Trying to setup 2x UV-82’s for a temporary repeater setup. All seems to be working well except for the power supply. At first I was just using the batteries on the radios and it was fine but obviously the batteries didnt last that long.

So via the battery connections on the radio I have hooked the radios up to big 12 AGM battery via a 7.5V regulator. (Batteries are 7.4V) The radios power up and receive but wont transmit… I go back to the factory UV-82 battery and they once again transmit. Is there some funky circuitry in the battery to prevent non factory batteries from being used? Or is there something painfully obvious that I have missed…???

Thanks for the help!

Something painful, I think - you sure the polarity is correct?

I’m certian my polarity is correct. The radios both power up and both receive. Just no transmit. It’s so puzzling.

There’s only a few reasons a working radio won’t transmit, and the usual one is current - the voltage is sitting at just above the minimum, and when the unit tries to transmit, the voltage drops that tiny bit and transmit won’t happen, usually the display dims at this time. However, if the PSU is ok, this is unlikely. First thing would be to monitor the batter voltage at this point and see if it dips.

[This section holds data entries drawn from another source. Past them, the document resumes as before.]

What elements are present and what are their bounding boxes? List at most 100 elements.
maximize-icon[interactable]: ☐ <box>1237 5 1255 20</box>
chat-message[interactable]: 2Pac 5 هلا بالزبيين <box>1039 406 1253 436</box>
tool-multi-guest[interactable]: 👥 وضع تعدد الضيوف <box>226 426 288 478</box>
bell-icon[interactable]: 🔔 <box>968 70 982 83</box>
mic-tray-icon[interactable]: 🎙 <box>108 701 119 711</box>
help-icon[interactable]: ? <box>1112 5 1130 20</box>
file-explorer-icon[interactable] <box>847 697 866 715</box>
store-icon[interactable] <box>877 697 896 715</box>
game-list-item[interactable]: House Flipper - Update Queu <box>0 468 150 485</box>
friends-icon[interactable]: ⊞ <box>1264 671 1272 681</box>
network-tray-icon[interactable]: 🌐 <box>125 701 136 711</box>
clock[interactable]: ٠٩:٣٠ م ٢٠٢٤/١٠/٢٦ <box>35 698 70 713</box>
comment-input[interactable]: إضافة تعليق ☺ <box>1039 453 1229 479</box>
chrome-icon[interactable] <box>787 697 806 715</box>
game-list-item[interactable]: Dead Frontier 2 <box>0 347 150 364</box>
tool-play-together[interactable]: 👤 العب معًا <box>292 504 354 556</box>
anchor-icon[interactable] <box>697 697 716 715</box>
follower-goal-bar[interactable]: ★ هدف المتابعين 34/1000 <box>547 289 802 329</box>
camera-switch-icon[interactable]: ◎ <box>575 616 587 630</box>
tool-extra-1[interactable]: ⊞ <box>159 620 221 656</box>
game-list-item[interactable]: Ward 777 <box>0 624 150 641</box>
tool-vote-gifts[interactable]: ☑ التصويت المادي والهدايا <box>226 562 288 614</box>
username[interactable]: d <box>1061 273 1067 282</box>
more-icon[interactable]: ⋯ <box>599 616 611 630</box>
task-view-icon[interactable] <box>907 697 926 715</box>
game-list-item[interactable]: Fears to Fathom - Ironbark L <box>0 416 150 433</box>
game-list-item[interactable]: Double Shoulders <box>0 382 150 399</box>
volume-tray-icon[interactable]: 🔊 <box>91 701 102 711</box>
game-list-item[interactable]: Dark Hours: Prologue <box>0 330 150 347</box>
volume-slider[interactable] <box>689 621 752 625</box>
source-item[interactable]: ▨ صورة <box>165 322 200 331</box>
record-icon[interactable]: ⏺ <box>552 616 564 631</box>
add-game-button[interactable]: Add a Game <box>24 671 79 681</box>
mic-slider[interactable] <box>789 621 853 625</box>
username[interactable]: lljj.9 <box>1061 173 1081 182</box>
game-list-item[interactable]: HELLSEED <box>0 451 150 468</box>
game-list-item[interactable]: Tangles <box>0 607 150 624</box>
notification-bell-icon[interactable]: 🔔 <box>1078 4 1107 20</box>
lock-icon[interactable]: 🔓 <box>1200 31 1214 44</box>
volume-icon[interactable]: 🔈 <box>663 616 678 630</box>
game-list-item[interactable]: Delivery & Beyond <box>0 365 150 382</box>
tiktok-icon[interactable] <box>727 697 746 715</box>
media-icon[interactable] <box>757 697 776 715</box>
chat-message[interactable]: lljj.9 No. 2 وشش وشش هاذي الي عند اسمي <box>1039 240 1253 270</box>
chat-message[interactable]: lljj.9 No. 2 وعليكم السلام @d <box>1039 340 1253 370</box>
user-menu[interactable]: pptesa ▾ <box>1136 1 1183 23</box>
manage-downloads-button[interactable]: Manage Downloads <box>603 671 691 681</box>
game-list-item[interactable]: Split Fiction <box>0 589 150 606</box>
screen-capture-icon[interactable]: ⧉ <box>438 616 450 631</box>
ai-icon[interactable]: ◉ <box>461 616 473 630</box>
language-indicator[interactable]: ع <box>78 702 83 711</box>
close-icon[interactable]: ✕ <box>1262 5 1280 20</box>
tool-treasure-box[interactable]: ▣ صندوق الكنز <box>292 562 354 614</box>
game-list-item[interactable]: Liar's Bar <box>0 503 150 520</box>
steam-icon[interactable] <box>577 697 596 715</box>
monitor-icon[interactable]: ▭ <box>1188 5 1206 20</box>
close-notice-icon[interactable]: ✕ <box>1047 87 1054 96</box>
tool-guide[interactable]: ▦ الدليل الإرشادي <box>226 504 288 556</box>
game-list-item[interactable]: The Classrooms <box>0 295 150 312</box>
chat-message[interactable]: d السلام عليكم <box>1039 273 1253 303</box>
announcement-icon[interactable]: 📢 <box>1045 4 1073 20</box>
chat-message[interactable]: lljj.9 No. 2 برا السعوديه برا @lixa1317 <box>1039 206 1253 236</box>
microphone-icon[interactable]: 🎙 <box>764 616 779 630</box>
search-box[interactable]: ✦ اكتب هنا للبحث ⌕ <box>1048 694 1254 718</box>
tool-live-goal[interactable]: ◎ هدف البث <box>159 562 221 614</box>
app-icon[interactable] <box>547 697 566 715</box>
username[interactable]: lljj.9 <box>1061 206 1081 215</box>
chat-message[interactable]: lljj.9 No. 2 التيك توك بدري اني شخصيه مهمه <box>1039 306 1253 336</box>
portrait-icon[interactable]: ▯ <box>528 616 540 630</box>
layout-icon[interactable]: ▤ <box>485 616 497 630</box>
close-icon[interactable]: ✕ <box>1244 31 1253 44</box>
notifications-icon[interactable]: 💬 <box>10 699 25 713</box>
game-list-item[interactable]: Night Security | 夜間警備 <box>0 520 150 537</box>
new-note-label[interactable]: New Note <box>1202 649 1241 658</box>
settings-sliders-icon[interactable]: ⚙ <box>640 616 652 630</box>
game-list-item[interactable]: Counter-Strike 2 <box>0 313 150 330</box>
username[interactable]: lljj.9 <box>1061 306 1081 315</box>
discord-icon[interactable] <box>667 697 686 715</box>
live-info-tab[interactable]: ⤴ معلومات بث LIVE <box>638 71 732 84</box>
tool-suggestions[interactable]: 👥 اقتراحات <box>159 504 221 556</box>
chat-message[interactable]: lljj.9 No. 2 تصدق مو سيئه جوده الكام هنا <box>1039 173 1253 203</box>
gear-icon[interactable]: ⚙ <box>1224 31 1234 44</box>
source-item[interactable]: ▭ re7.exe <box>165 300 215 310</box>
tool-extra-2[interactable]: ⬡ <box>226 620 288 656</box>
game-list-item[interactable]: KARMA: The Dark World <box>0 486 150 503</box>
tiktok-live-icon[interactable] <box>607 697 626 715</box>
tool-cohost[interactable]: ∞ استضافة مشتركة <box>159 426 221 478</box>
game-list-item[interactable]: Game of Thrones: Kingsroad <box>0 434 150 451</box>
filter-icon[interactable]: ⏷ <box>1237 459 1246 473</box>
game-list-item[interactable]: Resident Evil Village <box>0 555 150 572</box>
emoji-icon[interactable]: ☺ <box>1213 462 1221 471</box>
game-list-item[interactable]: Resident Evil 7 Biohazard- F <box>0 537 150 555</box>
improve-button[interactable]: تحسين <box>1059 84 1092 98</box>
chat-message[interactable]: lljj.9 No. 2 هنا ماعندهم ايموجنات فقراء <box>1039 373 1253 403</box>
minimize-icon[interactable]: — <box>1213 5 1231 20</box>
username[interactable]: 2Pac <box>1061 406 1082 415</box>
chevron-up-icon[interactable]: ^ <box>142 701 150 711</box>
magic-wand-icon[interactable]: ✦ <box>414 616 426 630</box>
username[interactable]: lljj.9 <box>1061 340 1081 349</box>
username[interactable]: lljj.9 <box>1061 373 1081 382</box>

You mention two radios, so I assume you are powering both from the same supply? The only other thing could be if it’s the sharing of the supply line. Working on batteries, the two + and - feeds are paralleled, and maybe there is a current path that could be preventing TX? How are things connected? What are you doing to connect the audio? Could this be what is upset by the power supply communing? Drawings and photos might help.

Hmmm…

Well, how is it set up?
What do you use for the controller?
Do you have a duplexer?
Same band or cross band?

Are you using a single antenna or two antennas… in other words, using 2 radios and 2 antennas without a duplexer…

If so, you are getting desense. You need a VERY long separation from the transmit and receive antennas.

Desense - isn’t his problem, though is it? It doesn’t transmit on DC power, it does on battery power - so desense should be exactly the same. Something puts the devices into transmit = either the application of less than open circuit on the mic line, or some other switching arrangement. Hence why I suspect some form of commoning issue that is stopping the add-on device switching into transmit.

true the problem as described is not desense…or it would not work as he is trying to use it on battery either.

Howdy, FYI: you might consider getting the 12v battery eliminator for that radio. It is available from Amazon. I have one and it works wonderfully. Good luck.
Mel KM4ZVY

The 7.4v is nominal voltage for battery, fully charged battery is 8.4v, you have to increase voltage.